A photonic dosimeter accrues cumulative dose and includes: a substrate; a waveguide disposed on the substrate and that: receives a primary input light; transmits secondary input light from the primary input light to a dosimatrix; receives a secondary output light from the dosimatrix; and produces primary output light from the secondary output light; the dosimatrix disposed on the substrate and in optical communication with the waveguide and that: receives the secondary input light from the waveguide; produces the secondary output light that is communicated to the waveguide; and includes an active element that undergoes conversion from a prime state to a dosed state in response to receipt, by the active element, of a dose of radiation; and a cover layer disposed on waveguide and the dosimatrix.
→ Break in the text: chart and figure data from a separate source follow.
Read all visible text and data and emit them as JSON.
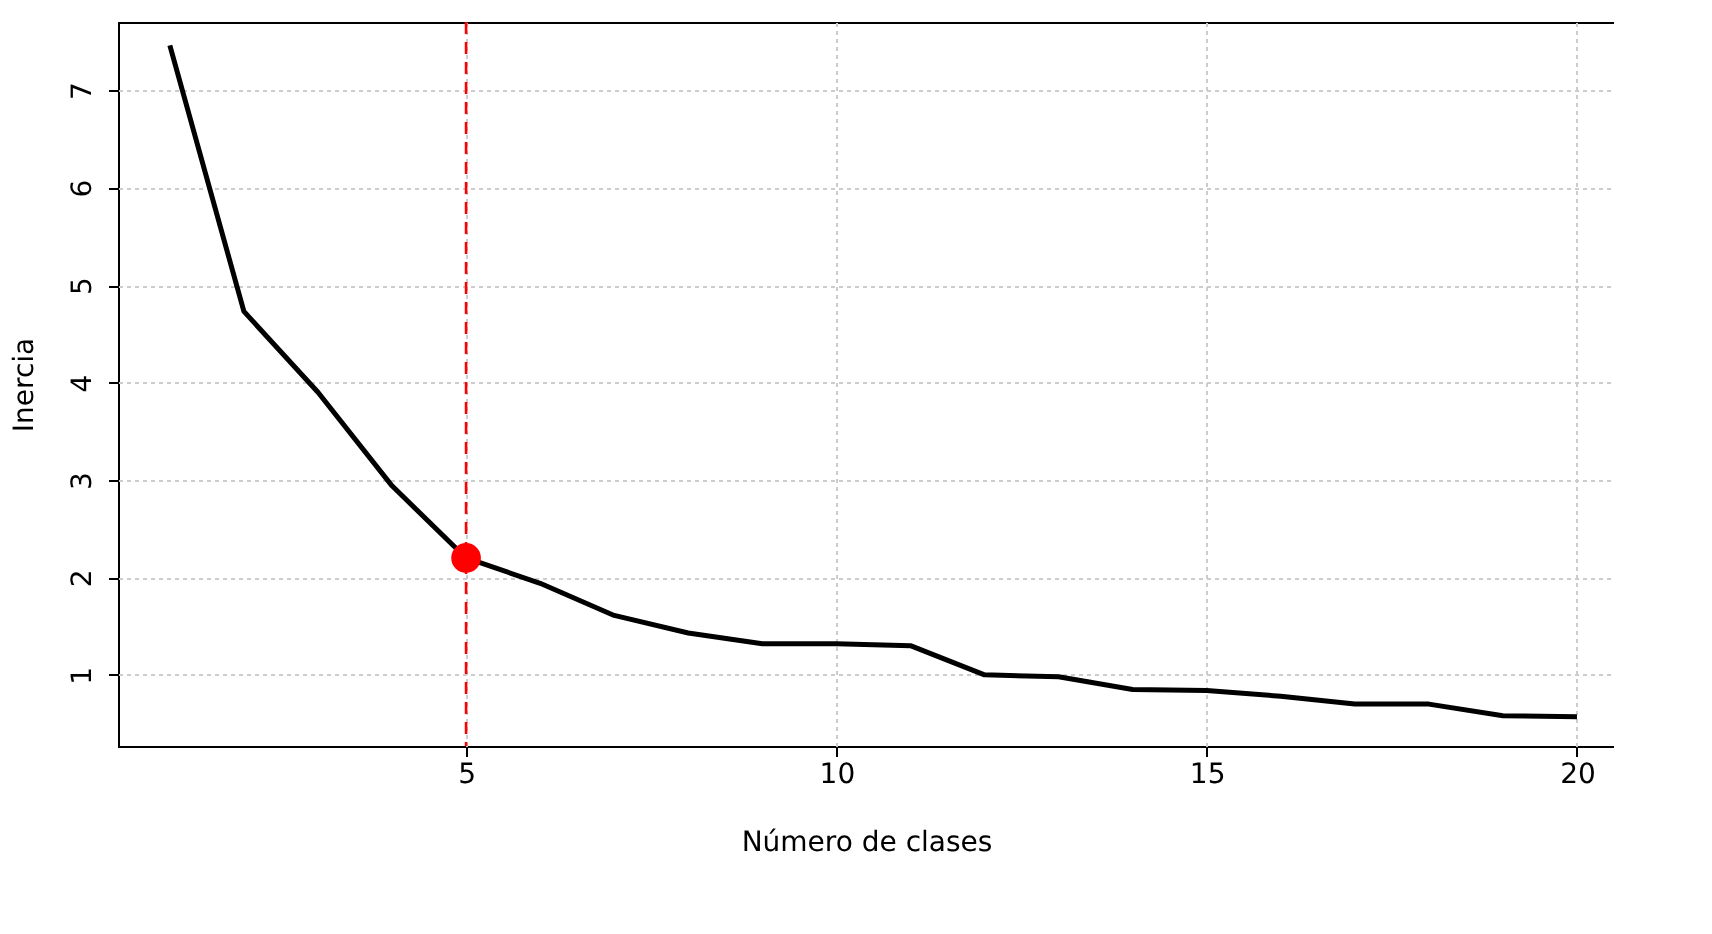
{
  "chart_data": {
    "type": "line",
    "xlabel": "Número de clases",
    "ylabel": "Inercia",
    "xlim": [
      0.3,
      20.5
    ],
    "ylim": [
      0.27,
      7.7
    ],
    "xticks": [
      5,
      10,
      15,
      20
    ],
    "yticks": [
      1,
      2,
      3,
      4,
      5,
      6,
      7
    ],
    "grid": true,
    "series": [
      {
        "color": "#000000",
        "x": [
          1,
          2,
          3,
          4,
          5,
          6,
          7,
          8,
          9,
          10,
          11,
          12,
          13,
          14,
          15,
          16,
          17,
          18,
          19,
          20
        ],
        "values": [
          7.46,
          4.73,
          3.9,
          2.94,
          2.2,
          1.94,
          1.61,
          1.43,
          1.32,
          1.32,
          1.3,
          1.0,
          0.98,
          0.85,
          0.84,
          0.78,
          0.7,
          0.7,
          0.58,
          0.57
        ],
        "marker": "none",
        "line_style": "solid"
      },
      {
        "type": "scatter",
        "color": "#ff0000",
        "x": [
          5
        ],
        "values": [
          2.2
        ],
        "marker": "circle"
      }
    ],
    "ref_lines": [
      {
        "axis": "x",
        "value": 5,
        "color": "#ff0000",
        "line_style": "dashed"
      }
    ]
  }
}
Radiation-induced materials modification is ubiquitous. These applications rely on dosimetry to reliably deliver the desired amount of radiation to the right place. Currently the dosimetry standard is based on calorimetry of a large water phantom irradiated exclusively by Co-60 gamma rays. The thermistor used is large - half of a millimeter. The current dosimetry standards permit traceable dosimetry that is limited by the size of the probes used in primary standard calorimeters and the requirement of field uniformity over the probe (thus, field ~ 10x∙probe diameter). This works for bulk sterilization but for surfaces or small dimensions, this existing dose standard is too crude by several orders of magnitude. While higher-energy electron beams can penetrate matter, beams of low-energy electrons have the opposite characteristic: they penetrate no more than 100 microns or so into most materials. This makes them valuable for industrial processes like surface sterilization of medical instruments and bandages or curing of inks used on labels for food items – wherever the benefits of radiation dose are confined to the outside of something (and could harm what’s inside). Lack of traceability thus leaves huge industries without support needed to meet regulatory requirements. Thus, NIST has developed a chip-scale calorimeter for radiation dosimetry that could serve as a new standard to extend traceability and allow quantitative dosimetry on micron dimension.
This invention is technically superior by enabling absolute dosimetry at an unprecedented physical scale due to micron-scale spatial resolution across six orders-of-magnitude of absorbed dose, from medical diagnostic and therapeutic procedures up through industrial materials processing, sterilization, and applications lead i ng to commercialization of space.